Ho parlato con molte di quelle donne a Kabul. Le loro storie erano veramente strazianti. Quando ho iniziato a scrivere Mille splendidi soli, mi sono ritrovato a pensare continuamente a queste donne dalla forza straordinaria. Né Laila né Mariam si rifanno in particolare a una fra le molte che ho incontrato, ma le loro voci, i loro volti e le loro incredibili storie di sopravvivenza sono sempre state con me e ho tratto gran parte dell’ispirazione per questo romanzo proprio dall’insieme di tutte loro.

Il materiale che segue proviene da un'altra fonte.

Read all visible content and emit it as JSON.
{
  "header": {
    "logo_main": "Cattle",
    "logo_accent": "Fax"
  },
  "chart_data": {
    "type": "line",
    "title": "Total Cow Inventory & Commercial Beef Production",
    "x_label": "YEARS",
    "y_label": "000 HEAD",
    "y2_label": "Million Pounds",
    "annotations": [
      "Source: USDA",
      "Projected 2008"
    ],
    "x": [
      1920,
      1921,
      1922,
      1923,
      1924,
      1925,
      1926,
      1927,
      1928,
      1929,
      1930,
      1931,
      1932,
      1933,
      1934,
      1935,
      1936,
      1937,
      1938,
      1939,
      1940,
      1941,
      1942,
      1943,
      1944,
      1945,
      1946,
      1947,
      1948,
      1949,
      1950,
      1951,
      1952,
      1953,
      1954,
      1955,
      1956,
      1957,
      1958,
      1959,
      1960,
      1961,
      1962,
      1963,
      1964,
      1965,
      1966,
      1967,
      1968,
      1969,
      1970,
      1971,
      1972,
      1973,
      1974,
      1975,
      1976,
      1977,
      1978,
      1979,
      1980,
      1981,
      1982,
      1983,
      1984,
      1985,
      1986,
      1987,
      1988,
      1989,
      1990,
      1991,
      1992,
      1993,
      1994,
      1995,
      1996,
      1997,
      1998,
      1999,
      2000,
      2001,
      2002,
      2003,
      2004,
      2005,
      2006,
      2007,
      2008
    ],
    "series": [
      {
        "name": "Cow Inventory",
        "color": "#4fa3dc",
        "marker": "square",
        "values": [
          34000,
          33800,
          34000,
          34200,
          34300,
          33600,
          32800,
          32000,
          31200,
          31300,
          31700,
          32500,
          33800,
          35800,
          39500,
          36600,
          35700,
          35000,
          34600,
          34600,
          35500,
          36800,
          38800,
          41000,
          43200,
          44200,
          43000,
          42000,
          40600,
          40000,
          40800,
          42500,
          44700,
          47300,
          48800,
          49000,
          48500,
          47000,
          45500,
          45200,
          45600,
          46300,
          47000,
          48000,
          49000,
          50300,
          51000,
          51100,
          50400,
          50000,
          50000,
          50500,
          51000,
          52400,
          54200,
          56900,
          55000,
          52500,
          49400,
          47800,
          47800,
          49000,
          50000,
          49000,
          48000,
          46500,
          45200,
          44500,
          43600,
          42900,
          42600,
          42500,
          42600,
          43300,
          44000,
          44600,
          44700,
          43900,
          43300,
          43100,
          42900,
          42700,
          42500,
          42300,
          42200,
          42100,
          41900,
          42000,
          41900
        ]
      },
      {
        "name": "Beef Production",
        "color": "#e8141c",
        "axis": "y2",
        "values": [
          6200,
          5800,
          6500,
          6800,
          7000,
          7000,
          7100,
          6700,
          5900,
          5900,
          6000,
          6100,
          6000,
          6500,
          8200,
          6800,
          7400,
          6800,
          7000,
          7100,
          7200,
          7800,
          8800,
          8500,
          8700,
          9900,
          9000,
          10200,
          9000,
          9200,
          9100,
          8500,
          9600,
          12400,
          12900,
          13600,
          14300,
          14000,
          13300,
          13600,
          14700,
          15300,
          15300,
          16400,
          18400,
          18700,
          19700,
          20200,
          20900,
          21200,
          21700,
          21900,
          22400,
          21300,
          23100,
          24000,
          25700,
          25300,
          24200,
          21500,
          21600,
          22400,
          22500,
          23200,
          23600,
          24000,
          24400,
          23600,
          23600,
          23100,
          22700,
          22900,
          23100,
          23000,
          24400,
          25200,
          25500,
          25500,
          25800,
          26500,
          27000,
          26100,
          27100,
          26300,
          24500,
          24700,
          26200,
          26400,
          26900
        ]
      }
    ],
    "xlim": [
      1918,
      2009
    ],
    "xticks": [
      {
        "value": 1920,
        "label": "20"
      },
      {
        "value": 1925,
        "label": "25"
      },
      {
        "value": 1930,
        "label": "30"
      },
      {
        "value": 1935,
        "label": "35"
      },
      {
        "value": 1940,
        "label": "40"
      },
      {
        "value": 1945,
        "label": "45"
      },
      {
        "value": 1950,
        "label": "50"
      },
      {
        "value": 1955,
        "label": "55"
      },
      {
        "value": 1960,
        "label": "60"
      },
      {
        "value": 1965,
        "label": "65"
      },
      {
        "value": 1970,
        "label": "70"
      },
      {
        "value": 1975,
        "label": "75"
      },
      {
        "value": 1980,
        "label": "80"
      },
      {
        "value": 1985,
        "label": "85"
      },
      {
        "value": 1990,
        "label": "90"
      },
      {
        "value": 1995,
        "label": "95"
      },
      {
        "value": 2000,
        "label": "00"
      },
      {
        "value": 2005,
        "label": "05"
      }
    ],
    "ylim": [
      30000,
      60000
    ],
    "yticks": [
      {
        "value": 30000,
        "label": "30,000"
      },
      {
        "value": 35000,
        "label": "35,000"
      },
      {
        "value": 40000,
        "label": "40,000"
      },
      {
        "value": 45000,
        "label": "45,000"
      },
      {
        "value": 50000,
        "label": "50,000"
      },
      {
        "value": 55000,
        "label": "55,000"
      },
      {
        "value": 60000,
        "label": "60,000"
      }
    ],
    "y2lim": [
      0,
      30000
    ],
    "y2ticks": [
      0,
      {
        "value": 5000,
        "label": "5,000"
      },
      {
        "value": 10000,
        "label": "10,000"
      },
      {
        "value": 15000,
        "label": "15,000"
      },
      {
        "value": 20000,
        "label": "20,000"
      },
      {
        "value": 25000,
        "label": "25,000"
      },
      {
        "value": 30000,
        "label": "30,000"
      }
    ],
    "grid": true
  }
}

Come scrittore, la trama ha sempre avuto per me la precedenza su qualsiasi altra cosa. Non mi sono mai seduto alla scrivania con idee generali e assolute in mente, e di certo mai con un ordine programmatico. È un bell’onere per uno scrittore sentire la responsabilità di rappresentare la propria cultura e trasmetterla a chi legge. Per me l’intero processo creativo ha origine e si sviluppa sempre da un punto di partenza molto personale, intimo, che ha a che fare con i rapporti umani. Quel che più mi interessava, in questo nuovo romanzo, erano le speranze, i sogni e le disillusioni di queste due donne, la loro vita interiore, le circostanze specifiche che le avevano unite, la loro volontà di sopravvivenza e l’evolversi del loro legame in qualcosa di significativo e potente, a dispetto di un mondo, attorno a loro, che stava cadendo a pezzi e scivolando nel caos. Ma, mentre scrivevo, vedevo la storia espandersi, divenire pagina dopo pagina più ambiziosa. Mi resi conto che raccontare la vicenda di queste due donne senza parlare almeno in parte della storia dell’Afghanistan a partire dagli anni Settanta fino al post 11 settembre era semplicemente impossibile. Le vicende intime e personali erano intrecciate con quelle collettive e storiche. E così i tumulti in Afghanistan e il suo recente passato tormentato sono diventati a poco a poco più che un semplice sfondo. Gradualmente, l’Afghanistan stesso – e, più specificamente, Kabul – si è trasformato in un vero e proprio personaggio, con risultati ancora più significativi, a mio parere, rispetto a Il cacciatore di aquiloni. Ma questo semplicemente per il bene della narrazione, non per un senso di responsabilità sociale volto a far conoscere ai lettori il mio paese natale. Detto questo, mi sentirei gratificato se, al termine di Mille splendidi soli, i lettori provassero la sensazione di aver letto una storia che li ha convinti, ritrovandosi al tempo stesso con una conoscenza un po’ più approfondita e un’opinione più diretta e personale di cosa sia successo in Afghanistan negli ultimi trent’anni.